Level of Harm - Minimal harm or potential for actual harm
**NOTE- TERMS IN BRACKETS HAVE BEEN EDITED TO PROTECT CONFIDENTIALITY** Based on medical record review, observation, staff interview and facility policy and procedure review, the facility failed to ensure proper infection control guidelines were maintained during tracheostomy care. This affected one (Resident #65) of two residents reviewed for tracheostomy care.
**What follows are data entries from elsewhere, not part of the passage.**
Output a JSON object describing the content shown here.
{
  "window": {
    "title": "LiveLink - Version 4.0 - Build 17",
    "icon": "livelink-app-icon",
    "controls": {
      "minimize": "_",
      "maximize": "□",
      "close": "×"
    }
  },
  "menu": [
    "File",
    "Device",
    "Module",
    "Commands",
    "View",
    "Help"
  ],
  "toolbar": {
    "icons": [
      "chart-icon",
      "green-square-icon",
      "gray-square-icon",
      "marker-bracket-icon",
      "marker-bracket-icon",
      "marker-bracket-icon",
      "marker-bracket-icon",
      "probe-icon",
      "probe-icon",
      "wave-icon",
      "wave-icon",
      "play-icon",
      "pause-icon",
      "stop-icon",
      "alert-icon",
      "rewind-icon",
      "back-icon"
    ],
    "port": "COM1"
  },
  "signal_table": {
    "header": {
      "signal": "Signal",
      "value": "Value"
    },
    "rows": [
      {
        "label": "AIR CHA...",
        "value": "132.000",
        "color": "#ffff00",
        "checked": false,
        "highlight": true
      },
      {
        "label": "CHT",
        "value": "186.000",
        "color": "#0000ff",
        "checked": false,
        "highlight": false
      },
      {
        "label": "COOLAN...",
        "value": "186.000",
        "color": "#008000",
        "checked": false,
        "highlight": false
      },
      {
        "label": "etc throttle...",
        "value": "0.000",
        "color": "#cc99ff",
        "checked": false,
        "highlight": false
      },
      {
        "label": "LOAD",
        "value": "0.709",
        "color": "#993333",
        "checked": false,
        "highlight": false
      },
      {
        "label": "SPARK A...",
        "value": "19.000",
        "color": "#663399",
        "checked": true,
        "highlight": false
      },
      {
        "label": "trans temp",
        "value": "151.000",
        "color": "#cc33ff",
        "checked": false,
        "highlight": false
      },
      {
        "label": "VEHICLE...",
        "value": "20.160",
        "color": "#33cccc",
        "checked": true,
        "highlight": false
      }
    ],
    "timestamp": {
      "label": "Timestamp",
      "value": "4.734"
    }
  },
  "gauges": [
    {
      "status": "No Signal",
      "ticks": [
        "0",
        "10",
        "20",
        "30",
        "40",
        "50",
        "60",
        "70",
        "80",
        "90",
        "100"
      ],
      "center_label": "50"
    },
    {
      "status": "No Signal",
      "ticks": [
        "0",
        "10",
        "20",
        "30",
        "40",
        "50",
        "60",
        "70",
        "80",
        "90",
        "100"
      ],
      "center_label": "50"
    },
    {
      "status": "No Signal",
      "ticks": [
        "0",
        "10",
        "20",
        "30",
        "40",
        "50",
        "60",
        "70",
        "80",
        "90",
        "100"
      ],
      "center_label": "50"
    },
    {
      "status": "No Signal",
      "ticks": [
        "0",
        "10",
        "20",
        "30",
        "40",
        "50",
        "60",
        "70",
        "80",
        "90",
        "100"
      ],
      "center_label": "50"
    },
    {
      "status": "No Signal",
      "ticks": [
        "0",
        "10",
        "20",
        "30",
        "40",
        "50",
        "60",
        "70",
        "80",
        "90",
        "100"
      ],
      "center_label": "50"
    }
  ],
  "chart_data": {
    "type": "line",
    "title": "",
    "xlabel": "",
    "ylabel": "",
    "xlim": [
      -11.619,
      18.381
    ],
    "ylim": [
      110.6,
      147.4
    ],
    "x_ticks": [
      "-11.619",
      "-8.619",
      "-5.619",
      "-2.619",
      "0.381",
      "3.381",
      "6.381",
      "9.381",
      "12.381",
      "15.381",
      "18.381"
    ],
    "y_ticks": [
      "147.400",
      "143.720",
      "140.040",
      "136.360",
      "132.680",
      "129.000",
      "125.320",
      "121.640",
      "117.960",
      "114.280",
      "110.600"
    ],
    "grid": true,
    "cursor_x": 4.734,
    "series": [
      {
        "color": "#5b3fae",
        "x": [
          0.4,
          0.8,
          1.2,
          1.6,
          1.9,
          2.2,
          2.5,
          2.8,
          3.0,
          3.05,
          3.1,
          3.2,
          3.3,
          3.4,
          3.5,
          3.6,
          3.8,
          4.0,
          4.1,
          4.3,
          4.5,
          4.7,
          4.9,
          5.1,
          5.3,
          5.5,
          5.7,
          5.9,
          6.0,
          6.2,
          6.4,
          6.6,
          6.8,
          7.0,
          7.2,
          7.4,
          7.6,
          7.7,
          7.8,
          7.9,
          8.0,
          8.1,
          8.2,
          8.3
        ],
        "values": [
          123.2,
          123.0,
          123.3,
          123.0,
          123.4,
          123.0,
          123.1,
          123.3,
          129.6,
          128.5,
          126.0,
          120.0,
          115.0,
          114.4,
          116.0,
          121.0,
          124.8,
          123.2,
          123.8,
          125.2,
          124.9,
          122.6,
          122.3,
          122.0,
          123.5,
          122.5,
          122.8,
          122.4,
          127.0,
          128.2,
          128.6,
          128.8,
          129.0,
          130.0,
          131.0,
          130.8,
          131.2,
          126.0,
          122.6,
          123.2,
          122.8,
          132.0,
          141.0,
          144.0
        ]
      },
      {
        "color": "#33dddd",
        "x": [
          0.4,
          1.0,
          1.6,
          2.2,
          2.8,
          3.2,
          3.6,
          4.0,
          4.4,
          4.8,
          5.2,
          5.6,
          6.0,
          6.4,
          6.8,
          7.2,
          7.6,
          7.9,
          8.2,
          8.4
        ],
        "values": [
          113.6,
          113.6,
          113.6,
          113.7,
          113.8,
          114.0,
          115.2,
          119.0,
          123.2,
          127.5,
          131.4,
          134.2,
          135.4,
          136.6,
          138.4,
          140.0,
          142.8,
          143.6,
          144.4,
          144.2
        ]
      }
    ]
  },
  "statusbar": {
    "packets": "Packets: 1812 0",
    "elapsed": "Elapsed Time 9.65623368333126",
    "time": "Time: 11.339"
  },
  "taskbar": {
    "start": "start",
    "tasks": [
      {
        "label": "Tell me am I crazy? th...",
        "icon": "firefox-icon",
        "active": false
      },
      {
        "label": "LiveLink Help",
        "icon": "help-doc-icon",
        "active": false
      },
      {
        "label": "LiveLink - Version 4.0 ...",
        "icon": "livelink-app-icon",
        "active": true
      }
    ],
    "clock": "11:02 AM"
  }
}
The census was 81.
Residents Affected - Few
Findings include: Review of Resident #65's medical record (SR #3) revealed she was admitted to the facility on [DATE]. Diagnoses included chronic respiratory failure, cerebral aneurysm, liver transplant, tracheostomy, dysphagia and Hepatitis C. Review of the quarterly MDS dated [DATE] revealed her cognition was rarely/never understood, she was dependent on staff for eating, oral hygiene, toileting, shower/bathing, dressing, personal hygiene and turning and repositioning. Review of the physician's orders dated 03/25 revealed no orders for tracheostomy care. There was no documented evidence of a plan of care for tracheostomy care or documentation on the treatment record tracheostomy care had been completed. On 03/06/25 at 11:16 A.M. observations of tracheostomy care revealed the Licensed Practical Nurse (LPN) #85 washed her hands and donnedf gloves. Then placed a pulse oximeter on the resident's finger and removed the resident's speaking valve and placed it in a container. The LPN then removed her gloves and washed her hands. LPN #85 then donned new gloves and removed the old dressing under the tracheostomy cuff and then moved the trash can closer to her. LPN #85 then removed her gloves and donned the sterile gloves from the tracheostomy kit, without washing her hands. She opened the normal saline and peroxide and placed them in the provided basin. Then she cleansed around the tracheostomy, under the cuff, with the provided Q-tips and dried the area with a 4 x 4 gauze provided. LPN #85 then removed her gloves and donned new gloves without washing her hands and placed a split 4 x 4 gauze under the cuff, around the tracheostomy. Next, the LPN was observed to remove her gloves and washed her hands and donned new gloves, removed the inner cannula and replaced it with a new clean inner cannula. The LPN removed her gloves and washed her hands. On 03/06/25 at 11:30 A.M. interview with LPN #85 verified she had not washed her hands in between all glove changes. Review of the Hand Hygiene policy and procedure dated 03/06/2019 and revised 06/03/2024 revealed associates are to perform hand hygiene even if gloves are used in the following situations: After removing personal protective equipment(e.g., gloves, gowns, eye protection, face mask). This deficiency demonstrates non-compliance investigated under Complaint Number OH00163322.